Les associations accusent, de même, le Haut commissariat des Nations Unies pour les réfugiés (HCR) d’avoir failli à sa mission. A en croire ces associations, au moins un tiers des immigrés victimes des rafles disposaient d’attestations en tant que réfugiés et sont donc reconnus par le HCR. Ce lundi après-midi, les représentants de ce collectif associatif devront se rendre à la délégation de la Commission européenne à Rabat pour faire part de leur indignation. Et ce ne sera qu’un premier recours, car ce collectif compte saisir plusieurs organismes, dont le Conseil consultatif des droits de l’Homme (CCDH), pour se faire entendre et solliciter le soutien à sa cause : arrêt des rafles massives contre les immigrés subsahariens et retour des expulsés à leur domicile.
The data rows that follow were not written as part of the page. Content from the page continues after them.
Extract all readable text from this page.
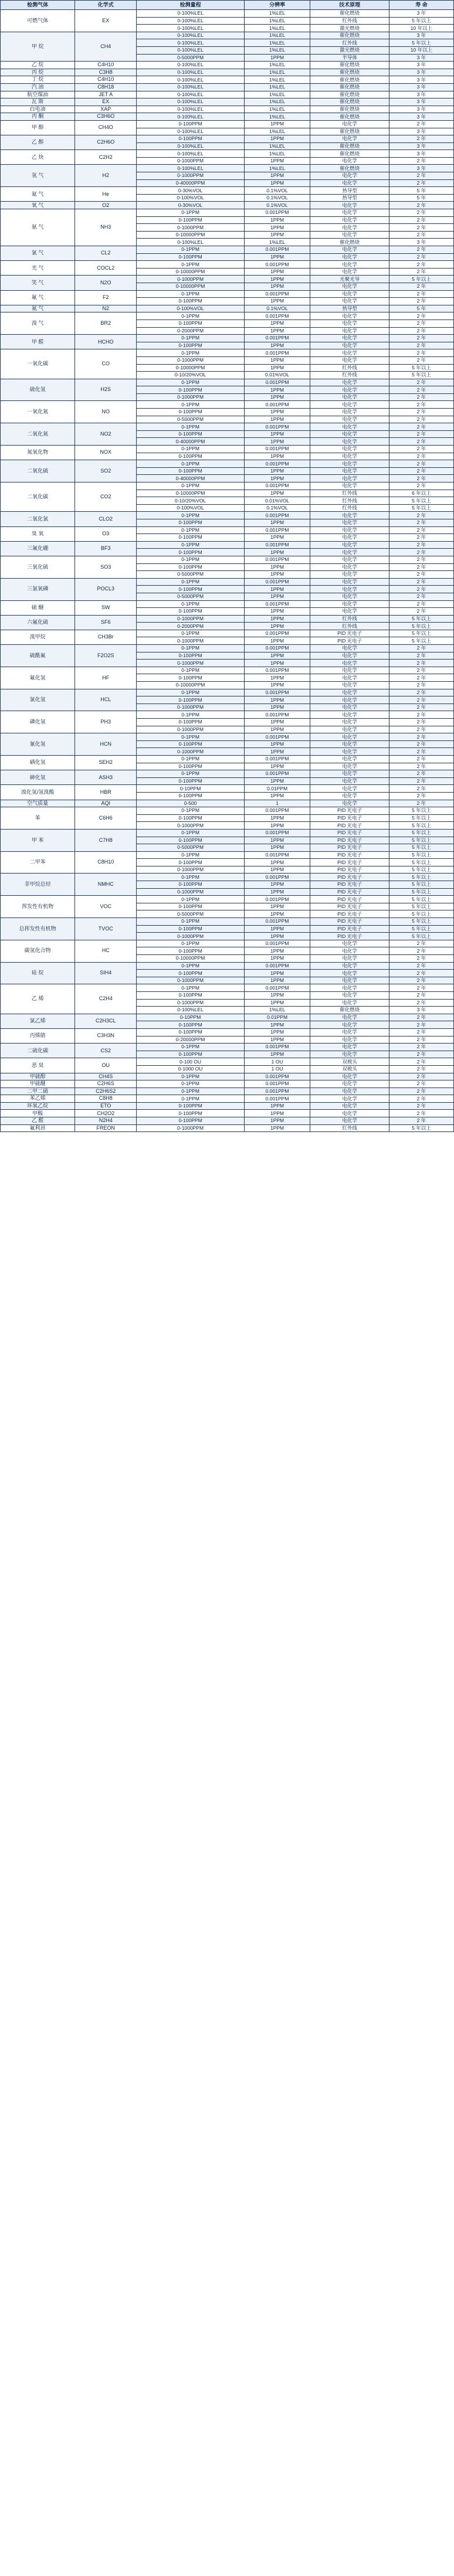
检测气体	化学式	检测量程	分辨率	技术原理	寿 命
可燃气体	EX	0-100%LEL	1%LEL	催化燃烧	3 年
		0-100%LEL	1%LEL	红外线	5 年以上
		0-100%LEL	1%LEL	激光燃烧	10 年以上
甲 烷	CH4	0-100%LEL	1%LEL	催化燃烧	3 年
		0-100%LEL	1%LEL	红外线	5 年以上
		0-100%LEL	1%LEL	激光燃烧	10 年以上
		0-5000PPM	1PPM	半导体	3 年
乙 烷	C4H10	0-100%LEL	1%LEL	催化燃烧	3 年
丙 烷	C3H8	0-100%LEL	1%LEL	催化燃烧	3 年
丁 烷	C4H10	0-100%LEL	1%LEL	催化燃烧	3 年
汽 油	C8H18	0-100%LEL	1%LEL	催化燃烧	3 年
航空煤油	JET A	0-100%LEL	1%LEL	催化燃烧	3 年
瓦 斯	EX	0-100%LEL	1%LEL	催化燃烧	3 年
白电油	XAP	0-100%LEL	1%LEL	催化燃烧	3 年
丙 酮	C3H6O	0-100%LEL	1%LEL	催化燃烧	3 年
甲 醇	CH4O	0-100PPM	1PPM	电化学	2 年
		0-100%LEL	1%LEL	催化燃烧	3 年
乙 醇	C2H6O	0-100PPM	1PPM	电化学	2 年
		0-100%LEL	1%LEL	催化燃烧	3 年
乙 炔	C2H2	0-100%LEL	1%LEL	催化燃烧	3 年
		0-1000PPM	1PPM	电化学	2 年
氢 气	H2	0-100%LEL	1%LEL	催化燃烧	3 年
		0-1000PPM	1PPM	电化学	2 年
		0-40000PPM	1PPM	电化学	2 年
氦 气	He	0-30%VOL	0.1%VOL	热导型	5 年
		0-100%VOL	0.1%VOL	热导型	5 年
氧 气	O2	0-30%VOL	0.1%VOL	电化学	2 年
氨 气	NH3	0-1PPM	0.001PPM	电化学	2 年
		0-100PPM	1PPM	电化学	2 年
		0-1000PPM	1PPM	电化学	2 年
		0-10000PPM	1PPM	电化学	2 年
		0-100%LEL	1%LEL	催化燃烧	3 年
氯 气	CL2	0-1PPM	0.001PPM	电化学	2 年
		0-100PPM	1PPM	电化学	2 年
光 气	COCL2	0-1PPM	0.001PPM	电化学	2 年
		0-10000PPM	1PPM	电化学	2 年
笑 气	N2O	0-1000PPM	1PPM	光聚光导	5 年以上
		0-10000PPM	1PPM	电化学	2 年
氟 气	F2	0-1PPM	0.001PPM	电化学	2 年
		0-100PPM	1PPM	电化学	2 年
氮 气	N2	0-100%VOL	0.1%VOL	热导型	5 年
溴 气	BR2	0-1PPM	0.001PPM	电化学	2 年
		0-100PPM	1PPM	电化学	2 年
		0-2000PPM	1PPM	电化学	2 年
甲 醛	HCHO	0-1PPM	0.001PPM	电化学	2 年
		0-100PPM	1PPM	电化学	2 年
一氧化碳	CO	0-1PPM	0.001PPM	电化学	2 年
		0-1000PPM	1PPM	电化学	2 年
		0-10000PPM	1PPM	红外线	5 年以上
		0-10/20%VOL	0.01%VOL	红外线	5 年以上
硫化氢	H2S	0-1PPM	0.001PPM	电化学	2 年
		0-100PPM	1PPM	电化学	2 年
		0-1000PPM	1PPM	电化学	2 年
一氧化氮	NO	0-1PPM	0.001PPM	电化学	2 年
		0-100PPM	1PPM	电化学	2 年
		0-5000PPM	1PPM	电化学	2 年
二氧化氮	NO2	0-1PPM	0.001PPM	电化学	2 年
		0-100PPM	1PPM	电化学	2 年
		0-40000PPM	1PPM	电化学	2 年
氮氧化物	NOX	0-1PPM	0.001PPM	电化学	2 年
		0-100PPM	1PPM	电化学	2 年
二氧化硫	SO2	0-1PPM	0.001PPM	电化学	2 年
		0-100PPM	1PPM	电化学	2 年
		0-40000PPM	1PPM	电化学	2 年
二氧化碳	CO2	0-1PPM	0.001PPM	电化学	2 年
		0-10000PPM	1PPM	红外线	6 年以上
		0-10/20%VOL	0.01%VOL	红外线	5 年以上
		0-100%VOL	0.1%VOL	红外线	5 年以上
二氧化氯	CLO2	0-1PPM	0.001PPM	电化学	2 年
		0-100PPM	1PPM	电化学	2 年
臭 氧	O3	0-1PPM	0.001PPM	电化学	2 年
		0-100PPM	1PPM	电化学	2 年
三氟化硼	BF3	0-1PPM	0.001PPM	电化学	2 年
		0-100PPM	1PPM	电化学	2 年
三氧化硫	SO3	0-1PPM	0.001PPM	电化学	2 年
		0-100PPM	1PPM	电化学	2 年
		0-5000PPM	1PPM	电化学	2 年
三氯氧磷	POCL3	0-1PPM	0.001PPM	电化学	2 年
		0-100PPM	1PPM	电化学	2 年
		0-5000PPM	1PPM	电化学	2 年
硫 醚	SW	0-1PPM	0.001PPM	电化学	2 年
		0-100PPM	1PPM	电化学	2 年
六氟化硫	SF6	0-1000PPM	1PPM	红外线	5 年以上
		0-2000PPM	1PPM	红外线	5 年以上
溴甲烷	CH3Br	0-1PPM	0.001PPM	PID 光电子	5 年以上
		0-1000PPM	1PPM	PID 光电子	5 年以上
硫酰氟	F2O2S	0-1PPM	0.001PPM	电化学	2 年
		0-100PPM	1PPM	电化学	2 年
		0-1000PPM	1PPM	电化学	2 年
氟化氢	HF	0-1PPM	0.001PPM	电化学	2 年
		0-100PPM	1PPM	电化学	2 年
		0-10000PPM	1PPM	电化学	2 年
氯化氢	HCL	0-1PPM	0.001PPM	电化学	2 年
		0-100PPM	1PPM	电化学	2 年
		0-1000PPM	1PPM	电化学	2 年
磷化氢	PH3	0-1PPM	0.001PPM	电化学	2 年
		0-100PPM	1PPM	电化学	2 年
		0-1000PPM	1PPM	电化学	2 年
氰化氢	HCN	0-1PPM	0.001PPM	电化学	2 年
		0-100PPM	1PPM	电化学	2 年
		0-1000PPM	1PPM	电化学	2 年
硒化氢	SEH2	0-1PPM	0.001PPM	电化学	2 年
		0-100PPM	1PPM	电化学	2 年
砷化氢	ASH3	0-1PPM	0.001PPM	电化学	2 年
		0-100PPM	1PPM	电化学	2 年
溴化氢/氢溴酸	HBR	0-10PPM	0.01PPM	电化学	2 年
		0-100PPM	1PPM	电化学	2 年
空气质量	AQI	0-500	1	电化学	2 年
苯	C6H6	0-1PPM	0.001PPM	PID 光电子	5 年以上
		0-100PPM	1PPM	PID 光电子	5 年以上
		0-1000PPM	1PPM	PID 光电子	5 年以上
甲 苯	C7H8	0-1PPM	0.001PPM	PID 光电子	5 年以上
		0-100PPM	1PPM	PID 光电子	5 年以上
		0-5000PPM	1PPM	PID 光电子	5 年以上
二甲苯	C8H10	0-1PPM	0.001PPM	PID 光电子	5 年以上
		0-100PPM	1PPM	PID 光电子	5 年以上
		0-1000PPM	1PPM	PID 光电子	5 年以上
非甲烷总烃	NMHC	0-1PPM	0.001PPM	PID 光电子	5 年以上
		0-100PPM	1PPM	PID 光电子	5 年以上
		0-1000PPM	1PPM	PID 光电子	5 年以上
挥发性有机物	VOC	0-1PPM	0.001PPM	PID 光电子	5 年以上
		0-100PPM	1PPM	PID 光电子	5 年以上
		0-5000PPM	1PPM	PID 光电子	5 年以上
总挥发性有机物	TVOC	0-1PPM	0.001PPM	PID 光电子	5 年以上
		0-100PPM	1PPM	PID 光电子	5 年以上
		0-1000PPM	1PPM	PID 光电子	5 年以上
碳氢化合物	HC	0-1PPM	0.001PPM	电化学	2 年
		0-100PPM	1PPM	电化学	2 年
		0-10000PPM	1PPM	电化学	2 年
硅 烷	SIH4	0-1PPM	0.001PPM	电化学	2 年
		0-100PPM	1PPM	电化学	2 年
		0-1000PPM	1PPM	电化学	2 年
乙 烯	C2H4	0-1PPM	0.001PPM	电化学	2 年
		0-100PPM	1PPM	电化学	2 年
		0-1000PPM	1PPM	电化学	2 年
		0-100%LEL	1%LEL	催化燃烧	3 年
氯乙烯	C2H3CL	0-10PPM	0.01PPM	电化学	2 年
		0-100PPM	1PPM	电化学	2 年
丙烯腈	C3H3N	0-100PPM	1PPM	电化学	2 年
		0-20000PPM	1PPM	电化学	2 年
二硫化碳	CS2	0-1PPM	0.001PPM	电化学	2 年
		0-100PPM	1PPM	电化学	2 年
恶 臭	OU	0-100 OU	1 OU	双极头	2 年
		0-1000 OU	1 OU	双极头	2 年
甲硫醇	CH4S	0-1PPM	0.001PPM	电化学	2 年
甲硫醚	C2H6S	0-1PPM	0.001PPM	电化学	2 年
二甲二硫	C2H6S2	0-1PPM	0.001PPM	电化学	2 年
苯乙烯	C8H8	0-1PPM	0.001PPM	电化学	2 年
环氧乙烷	ETO	0-100PPM	1PPM	电化学	2 年
甲酸	CH2O2	0-100PPM	1PPM	电化学	2 年
乙 醛	N2H4	0-100PPM	1PPM	电化学	2 年
氟利昂	FREON	0-1000PPM	1PPM	红外线	5 年以上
Dès cette semaine, une lettre ouverte à ce sujet sera adressée à la Commission européenne, au gouvernement marocain et à toutes les institutions liées de près ou de loin à ce problème.
Ce mouvement de protestation n’est pas le premier du genre. Il y a plus d’un an, d’autres événements tragiques, dont ont été victimes les immigrés subsahariens à Mellilia, avaient soulevé un tollé au sein des militants des droits de l’Homme. 

Associations signataires

ABCDS (Association Beni Znassen pour la culture, le développement et la solidarité), AFVIC (Amis et familles des victimes de l’immigration clandestine), AIDE-développement, ALCS (Association de lutte contre le Sida), AMDH (Association marocaine des droits humains), AMERM (Association marocaine d’études et de recherches sur les migrations), APDHA (Association pour les droits de l’Homme en Andalousie), ARCOM (Association des réfugiés et demandeurs d’asile congolais au Maroc), Association des migrants africains en Suède, ATTAC-Maroc, ATMF (Association des travailleurs maghrébins en France), Caritas, Cimade, Collectif des réfugiés, Conseil des migrants, GADEM (Groupe anti-raciste d’accompagnement et de défense des étrangers et migrants), Gisti, Homme et environnement, Migreurop, MDM (Médecin du monde), OMDH (Organisation marocaine des droits de l’Homme), Rassemblement des réfugiés ivoiriens au Maroc, Réfugiés sans frontières-Maroc, Association des jeunes Avocats et Avocates au Maroc.